In September 2013, Yuri Vella’s death at the age of 65 was a harsh blow for all those who are concerned of the health of our planet, the balance of the earth and the strive of small but rich cultures. Yuri Vella (1948-2013) was one of the individuals who contributed to these goals both through his thinking and through his action as a reindeer herder and a poet in the oil-devastated Western Siberian taiga.
Since 1990, he had put all his energy in building a dignified and worthy life in the taiga, close to the places where his grandmothers had lived, with his reindeers, his gods and his grandchildren. He did not want a satisfying life only for himself; he wished that his contemporaries and also his grandchildren, his great-grandchildren and their great-grandchildren could have a choice. He wished to protect the very existence of the taiga, so that they would have something to go back to… He knew that at some point the oil would be exhausted; then, the region would be deserted by those who have exploited it without keeping it safe. Then, the only ones who would still want to live there would be those who have no other home, no other place to go. The risk is that this place may be so polluted, so dilapidated, that life there might no longer be possible…
So Yuri Vella fought. He fought using his ideas: defending them with talented words, with intense poetry. And when necessary with spectacular actions, with bold interference, refusing the fatalism of the short-sighted, choosing to give the future a chance, slight as it may be. Grandchildren is a key word in this thinking. They illustrate innocence and frailty, the future and personal responsibility.
Grandchildren is a synonym for innocence and frailty, and often, especially in Yuri Vella’s poetry (Pains of the Forest), the word is coupled with “baby reindeer”. They elicit tenderness as small beings still unable to fight for themselves, beings that are their adults’ helpless victims although they are full of potential. They are future-bearers because they are active links in a chain – they will grow, have children and become wise grandfathers and grandmothers themselves. So when Yuri Vella speaks about grandchildren, he speaks about the future, about perspectives, about openness to what may or may not happen, depending on our deeds and on our ability to keep doors open. Because grandchildren will live in the world we leave for them. So grandchildren are also the incarnation of our responsibility towards our kin, towards the earth. They are a permanent reminder that whatever we do has consequences. Grandchildren are the meaning of life.
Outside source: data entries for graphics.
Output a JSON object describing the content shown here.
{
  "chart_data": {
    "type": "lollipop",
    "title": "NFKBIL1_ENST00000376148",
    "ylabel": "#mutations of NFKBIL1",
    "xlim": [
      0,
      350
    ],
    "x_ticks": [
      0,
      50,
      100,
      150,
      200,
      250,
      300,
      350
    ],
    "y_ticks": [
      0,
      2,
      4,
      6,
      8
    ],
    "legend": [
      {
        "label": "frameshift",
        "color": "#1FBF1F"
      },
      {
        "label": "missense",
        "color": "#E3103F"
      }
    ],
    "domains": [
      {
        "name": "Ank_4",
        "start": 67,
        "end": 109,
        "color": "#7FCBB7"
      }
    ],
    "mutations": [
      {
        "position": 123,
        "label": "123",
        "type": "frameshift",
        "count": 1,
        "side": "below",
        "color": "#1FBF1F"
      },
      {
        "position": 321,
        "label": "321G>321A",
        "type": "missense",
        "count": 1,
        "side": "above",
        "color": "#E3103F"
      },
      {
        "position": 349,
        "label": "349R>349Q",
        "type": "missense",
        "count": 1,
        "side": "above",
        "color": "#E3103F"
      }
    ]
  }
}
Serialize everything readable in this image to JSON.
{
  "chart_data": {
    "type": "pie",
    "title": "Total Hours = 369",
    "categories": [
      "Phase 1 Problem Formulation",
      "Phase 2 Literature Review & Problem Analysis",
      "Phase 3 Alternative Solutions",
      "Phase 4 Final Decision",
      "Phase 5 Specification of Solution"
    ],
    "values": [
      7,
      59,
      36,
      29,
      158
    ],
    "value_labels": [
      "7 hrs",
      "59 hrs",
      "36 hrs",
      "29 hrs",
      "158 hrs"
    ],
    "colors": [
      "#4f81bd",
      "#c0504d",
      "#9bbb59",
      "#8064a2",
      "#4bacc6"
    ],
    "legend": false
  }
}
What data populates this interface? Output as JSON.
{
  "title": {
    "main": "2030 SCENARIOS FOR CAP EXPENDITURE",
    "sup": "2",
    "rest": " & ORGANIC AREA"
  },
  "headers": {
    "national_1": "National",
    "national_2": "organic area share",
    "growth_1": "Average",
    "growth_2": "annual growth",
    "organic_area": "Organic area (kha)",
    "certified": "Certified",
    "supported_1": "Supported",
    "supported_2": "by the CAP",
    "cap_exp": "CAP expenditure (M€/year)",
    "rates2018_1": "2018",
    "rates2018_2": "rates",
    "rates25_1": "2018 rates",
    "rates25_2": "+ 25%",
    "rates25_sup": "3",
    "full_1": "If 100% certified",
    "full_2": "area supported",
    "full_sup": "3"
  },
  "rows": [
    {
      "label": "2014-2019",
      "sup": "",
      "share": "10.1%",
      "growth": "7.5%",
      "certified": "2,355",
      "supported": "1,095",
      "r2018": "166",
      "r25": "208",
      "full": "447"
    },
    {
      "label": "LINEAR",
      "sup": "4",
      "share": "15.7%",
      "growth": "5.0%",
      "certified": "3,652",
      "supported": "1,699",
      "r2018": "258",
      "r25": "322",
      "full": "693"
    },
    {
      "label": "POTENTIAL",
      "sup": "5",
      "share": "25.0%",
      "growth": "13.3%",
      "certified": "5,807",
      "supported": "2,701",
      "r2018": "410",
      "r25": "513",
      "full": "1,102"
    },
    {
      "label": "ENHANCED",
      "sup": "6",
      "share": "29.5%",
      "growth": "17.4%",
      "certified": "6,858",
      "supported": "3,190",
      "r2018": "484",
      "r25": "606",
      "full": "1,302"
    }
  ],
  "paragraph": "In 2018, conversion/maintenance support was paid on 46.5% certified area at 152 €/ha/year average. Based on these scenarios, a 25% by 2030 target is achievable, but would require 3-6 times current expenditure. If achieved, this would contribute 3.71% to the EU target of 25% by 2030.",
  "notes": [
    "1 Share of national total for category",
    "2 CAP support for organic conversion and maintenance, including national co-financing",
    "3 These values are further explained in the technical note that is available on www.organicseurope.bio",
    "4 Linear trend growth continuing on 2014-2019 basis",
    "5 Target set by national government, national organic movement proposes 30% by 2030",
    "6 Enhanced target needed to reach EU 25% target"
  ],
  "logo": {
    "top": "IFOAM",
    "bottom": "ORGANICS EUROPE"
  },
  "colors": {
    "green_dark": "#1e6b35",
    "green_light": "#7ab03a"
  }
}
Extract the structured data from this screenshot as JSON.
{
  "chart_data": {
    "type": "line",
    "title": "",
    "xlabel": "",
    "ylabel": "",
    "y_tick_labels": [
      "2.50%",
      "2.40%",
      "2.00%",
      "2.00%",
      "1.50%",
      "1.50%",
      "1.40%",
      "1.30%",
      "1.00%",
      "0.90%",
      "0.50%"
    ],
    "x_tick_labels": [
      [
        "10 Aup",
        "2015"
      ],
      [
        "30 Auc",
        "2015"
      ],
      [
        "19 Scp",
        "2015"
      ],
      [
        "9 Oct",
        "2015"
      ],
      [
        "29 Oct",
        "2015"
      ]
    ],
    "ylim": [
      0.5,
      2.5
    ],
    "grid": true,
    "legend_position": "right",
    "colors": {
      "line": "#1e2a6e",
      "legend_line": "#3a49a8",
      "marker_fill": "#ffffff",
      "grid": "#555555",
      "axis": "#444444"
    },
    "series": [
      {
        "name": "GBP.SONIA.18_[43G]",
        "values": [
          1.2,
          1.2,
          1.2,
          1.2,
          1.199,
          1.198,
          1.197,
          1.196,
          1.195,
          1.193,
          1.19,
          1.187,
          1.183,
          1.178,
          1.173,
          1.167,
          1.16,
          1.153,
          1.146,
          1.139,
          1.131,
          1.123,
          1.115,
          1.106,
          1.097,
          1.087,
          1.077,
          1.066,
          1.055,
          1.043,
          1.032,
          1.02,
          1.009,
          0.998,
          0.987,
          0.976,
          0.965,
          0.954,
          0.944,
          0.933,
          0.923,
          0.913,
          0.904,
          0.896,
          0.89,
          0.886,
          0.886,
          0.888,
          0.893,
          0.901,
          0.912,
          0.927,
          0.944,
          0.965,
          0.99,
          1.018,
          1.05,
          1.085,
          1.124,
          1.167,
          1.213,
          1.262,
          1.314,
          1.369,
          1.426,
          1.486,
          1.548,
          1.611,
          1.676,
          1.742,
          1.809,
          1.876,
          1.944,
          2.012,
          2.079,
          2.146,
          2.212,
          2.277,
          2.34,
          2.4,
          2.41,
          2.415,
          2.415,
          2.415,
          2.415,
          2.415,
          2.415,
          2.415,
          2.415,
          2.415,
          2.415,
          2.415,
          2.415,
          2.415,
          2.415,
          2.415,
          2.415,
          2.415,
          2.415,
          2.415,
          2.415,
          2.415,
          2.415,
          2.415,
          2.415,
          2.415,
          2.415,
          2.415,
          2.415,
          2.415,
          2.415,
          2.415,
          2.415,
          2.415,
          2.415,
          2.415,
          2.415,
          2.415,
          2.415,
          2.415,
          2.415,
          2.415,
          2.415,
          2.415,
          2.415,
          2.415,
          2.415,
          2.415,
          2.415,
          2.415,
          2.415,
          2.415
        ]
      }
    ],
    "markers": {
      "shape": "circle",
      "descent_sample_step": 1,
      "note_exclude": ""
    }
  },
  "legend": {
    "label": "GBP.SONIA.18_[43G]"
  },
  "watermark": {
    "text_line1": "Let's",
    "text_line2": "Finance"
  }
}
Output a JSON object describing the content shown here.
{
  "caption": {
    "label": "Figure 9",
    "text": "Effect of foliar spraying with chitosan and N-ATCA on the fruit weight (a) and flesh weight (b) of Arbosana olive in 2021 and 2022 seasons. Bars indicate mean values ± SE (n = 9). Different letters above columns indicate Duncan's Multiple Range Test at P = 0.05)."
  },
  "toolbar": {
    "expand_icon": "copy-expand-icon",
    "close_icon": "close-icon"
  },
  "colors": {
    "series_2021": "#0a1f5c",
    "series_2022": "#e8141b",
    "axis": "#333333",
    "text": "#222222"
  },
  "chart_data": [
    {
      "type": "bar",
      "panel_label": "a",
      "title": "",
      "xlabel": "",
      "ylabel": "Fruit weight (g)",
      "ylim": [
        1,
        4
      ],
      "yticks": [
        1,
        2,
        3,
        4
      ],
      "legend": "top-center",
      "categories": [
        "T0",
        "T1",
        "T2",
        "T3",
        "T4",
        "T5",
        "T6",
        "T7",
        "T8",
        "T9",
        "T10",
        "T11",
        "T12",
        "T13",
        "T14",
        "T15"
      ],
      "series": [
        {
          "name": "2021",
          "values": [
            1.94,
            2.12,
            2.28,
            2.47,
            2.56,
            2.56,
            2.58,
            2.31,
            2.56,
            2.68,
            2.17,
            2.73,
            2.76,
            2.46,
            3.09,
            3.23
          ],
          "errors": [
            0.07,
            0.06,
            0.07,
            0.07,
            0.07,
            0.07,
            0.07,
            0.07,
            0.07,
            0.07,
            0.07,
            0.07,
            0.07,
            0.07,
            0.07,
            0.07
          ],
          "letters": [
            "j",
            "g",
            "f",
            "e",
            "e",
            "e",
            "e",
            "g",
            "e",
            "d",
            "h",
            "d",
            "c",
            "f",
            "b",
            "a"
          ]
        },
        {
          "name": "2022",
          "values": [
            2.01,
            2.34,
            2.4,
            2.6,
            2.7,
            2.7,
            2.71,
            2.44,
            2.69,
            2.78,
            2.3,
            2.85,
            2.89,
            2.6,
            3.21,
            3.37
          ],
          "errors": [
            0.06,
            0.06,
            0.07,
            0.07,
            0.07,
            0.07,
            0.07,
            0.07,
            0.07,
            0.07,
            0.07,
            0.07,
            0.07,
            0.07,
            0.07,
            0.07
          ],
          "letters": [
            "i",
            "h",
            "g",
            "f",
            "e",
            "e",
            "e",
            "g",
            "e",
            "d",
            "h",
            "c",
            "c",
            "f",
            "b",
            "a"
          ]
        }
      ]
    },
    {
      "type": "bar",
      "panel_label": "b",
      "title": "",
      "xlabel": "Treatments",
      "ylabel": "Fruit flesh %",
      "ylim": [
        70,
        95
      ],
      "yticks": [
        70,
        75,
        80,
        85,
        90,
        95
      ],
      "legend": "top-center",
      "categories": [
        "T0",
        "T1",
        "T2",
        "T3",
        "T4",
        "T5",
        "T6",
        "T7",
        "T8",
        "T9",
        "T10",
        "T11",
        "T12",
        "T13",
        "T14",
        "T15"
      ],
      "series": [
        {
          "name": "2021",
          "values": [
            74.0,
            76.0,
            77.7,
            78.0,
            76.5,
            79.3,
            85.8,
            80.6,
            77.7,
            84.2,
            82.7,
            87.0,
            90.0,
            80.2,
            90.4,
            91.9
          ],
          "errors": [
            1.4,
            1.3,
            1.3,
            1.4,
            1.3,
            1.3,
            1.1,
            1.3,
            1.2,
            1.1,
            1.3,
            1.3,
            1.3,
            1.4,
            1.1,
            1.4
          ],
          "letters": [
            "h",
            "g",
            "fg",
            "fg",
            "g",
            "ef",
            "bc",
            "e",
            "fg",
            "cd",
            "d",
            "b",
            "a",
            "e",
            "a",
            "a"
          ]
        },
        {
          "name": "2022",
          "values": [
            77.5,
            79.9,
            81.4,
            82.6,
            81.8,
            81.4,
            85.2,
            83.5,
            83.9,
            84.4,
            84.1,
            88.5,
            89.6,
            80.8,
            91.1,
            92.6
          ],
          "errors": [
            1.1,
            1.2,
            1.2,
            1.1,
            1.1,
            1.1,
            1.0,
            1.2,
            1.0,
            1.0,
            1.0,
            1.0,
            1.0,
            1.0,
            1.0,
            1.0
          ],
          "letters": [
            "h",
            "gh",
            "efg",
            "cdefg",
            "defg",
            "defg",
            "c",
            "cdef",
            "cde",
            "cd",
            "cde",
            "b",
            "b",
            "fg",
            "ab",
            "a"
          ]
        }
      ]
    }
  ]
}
From the film The Last Monologue. Photo by Olga Kornienko
Being a reindeer herder and being responsible leads to the inevitability of action. To be a reindeer herder at the end of the 20th century and at the beginning of the 21st in Western Siberia is a challenge: you must be responsible for those who are not. You are not only responsible for your herd, but for the wellbeing of the earth. Because if your pastures disappear and the places where the reindeer spend the rutting period are damaged, there will be no further herd. And hence no people living in the taiga and a nature that will only further decay because it lives through respectful interaction with humans. Yuri always emphasised that nature strived around the dwellings of men…
Vella was also aware that the people responsible for this waste were just ordinary people, not better nor worse than the average human being, but that they were put in a situation of irresponsibility and non-awareness. He attempted to raise awareness, not with real hopes, but with the wish to give a chance. One of his tools was motion pictures. He was convinced of the power of the visual media and attempted to use films as much as he could. For him, films were multipurpose tools.
He was physically and mentally on both sides of the camera. Physically, for about five years, he used a camera on a daily basis. Later he entrusted this camera to his grandson Kolchu. His aim was to document the lives of the natives in his time and in the smallest detail. This led to the development of a visual way of thinking which he very much enjoyed, because after this period (1995-2000) he watched films and documentaries differently. And he started to be mentally behind the camera, empathising with the filmmakers with whom he interacted.
Let me mention some of the uses of the camera in his actions.
The camera as protection. The world of the oil industry is a harsh and a dangerous one. Meddling with LUKoil’s strategy can be dangerous. Yuri knew that as long as he was more dangerous for LUKoil dead than alive, he was protected. Attention from the media warranted this protective celebrity. He was not devoid of a very human vanity, and he also found satisfaction in feeding it. But most of all, his presence in visual media was a shield. Therefore, when there was danger related to some action he undertook, he was keen on having it documented with a camera, knowing that his enemies would be more careful in front of witnesses.
The camera as a way of gathering evidence. Words may be discussed, but also dismissed as self-interested lies. It is more difficult to maintain that nobody ever violated a territory if you have sound visual evidence of people being there.
The camera was a way of convincing people. He liked to talk in front of the camera, to the camera, and he was eloquent. He knew that even if he was not personally there anymore to defend his ideas, they would remain thanks to the camera, and be shown in different parts of the world.